In insolvency cases you often find three or four quarters in a row where the same explanation has been used for the same number missing budget. The explanation isn't necessarily wrong in isolation. The market really does often pick up after the summer. It just doesn't pick up enough.
Pattern 5 — Lost key people
Experienced employees resigning before they have another job lined up. The CFO who is "taking a break". A salesperson who has been there for 12 years and suddenly wants to try something different. Each one has a plausible explanation. The pattern is that they often see the problems earlier than management does.
When two or three key people leave the business within six months, it's rarely a coincidence. They've often already seen what signals 1 and 2 were showing, before it became obvious.
Pattern 6 — Postponed investment in the core product
It isn't the marketing budget that gets cut first — it's often development, maintenance and the quality of the core product. If competitors are moving forward while your product stands still, holding on to customers gradually gets harder — and you may not see it until a year later.
In insolvency cases you often see that investment in the actual product or service was deferred 12 to 24 months before customers started dropping off. It's the most expensive pattern, because it's hard to reverse — even if liquidity recovers, the product is behind.
Pattern 7 — A board or leadership that mostly confirms
The hardest pattern to see in the numbers, but often the one that binds all the others together. If the board mainly confirms the strategy, if leadership meetings are short and information-based, and if the difficult questions are no longer being asked — the other six patterns can continue developing for longer without resistance.
In insolvency cases you typically find that the board was caught by surprise at a point when operational employees had seen it coming for a while. It's rarely the board's fault in the traditional sense. It's the information flow that slowed down or stopped before it reached the table.

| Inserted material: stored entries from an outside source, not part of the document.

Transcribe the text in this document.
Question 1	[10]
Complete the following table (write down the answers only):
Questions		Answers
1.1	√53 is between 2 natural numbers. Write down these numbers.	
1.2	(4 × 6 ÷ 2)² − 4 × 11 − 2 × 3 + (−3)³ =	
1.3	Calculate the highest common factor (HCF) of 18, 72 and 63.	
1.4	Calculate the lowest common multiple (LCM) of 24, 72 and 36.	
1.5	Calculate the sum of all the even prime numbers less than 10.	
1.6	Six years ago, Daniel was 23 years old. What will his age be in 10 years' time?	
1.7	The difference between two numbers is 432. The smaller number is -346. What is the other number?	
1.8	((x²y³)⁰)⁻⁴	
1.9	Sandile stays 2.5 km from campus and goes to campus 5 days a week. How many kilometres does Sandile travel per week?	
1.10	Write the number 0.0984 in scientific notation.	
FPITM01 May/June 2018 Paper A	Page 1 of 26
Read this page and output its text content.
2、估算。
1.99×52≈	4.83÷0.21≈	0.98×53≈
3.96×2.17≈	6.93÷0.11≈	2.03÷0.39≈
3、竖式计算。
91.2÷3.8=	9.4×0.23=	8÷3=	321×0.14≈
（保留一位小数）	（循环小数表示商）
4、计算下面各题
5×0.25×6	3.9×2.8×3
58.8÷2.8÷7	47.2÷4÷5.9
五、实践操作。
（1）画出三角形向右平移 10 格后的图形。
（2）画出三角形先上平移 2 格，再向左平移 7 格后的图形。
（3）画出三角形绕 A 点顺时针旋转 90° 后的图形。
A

Example — how the patterns typically overlap
A typical mid-sized trading company, around 70 employees. Liquidity has been falling for 9 months (pattern 1). Two of the three largest customers, who now account for 58 percent of revenue, have started pushing for lower prices (pattern 2). The relationship manager has asked for monthly reporting since Q3 (pattern 3). At every leadership meeting for the last four quarters, the owner-CEO has explained that "things will normalise after the summer" (pattern 4). The head of sales resigned in February and the head of procurement in July (pattern 5). A planned IT upgrade to the core product has been postponed twice (pattern 6). According to the chair, the board had "no concerns" at the most recent meeting (pattern 7).
Seven patterns. Each one can be explained. Together, it's 9 to 12 months before insolvency, if no one acts.
It isn't the worst example you could find. It's a normal one. That's often why the list only makes sense when you look at the development over time.
What most owner-CEOs miss
Not the individual pattern. The overlap. Most insolvencies aren't sudden — they're delayed responses to 12 to 24 months of signals that were explained one by one.
That also means many insolvencies could have become a controlled restructuring or a planned wind-down, if the owner-CEO had reacted earlier to the patterns. It isn't the ability to set strategy that matters at that point. It's the ability to go back and place the signals next to each other.
The honest test
Three questions while you're sitting with the list:
- How many of the seven patterns can you see in your own business right now?
- For each pattern you have — how long has it been there?
- Has someone outside the business looked at the list with you, or have you only gone through it on your own?
If you have three or more patterns, and no one outside has seen the list, you aren't sitting with an abstraction. You're probably standing in the middle of a pattern other owner-CEOs recognised too late before you.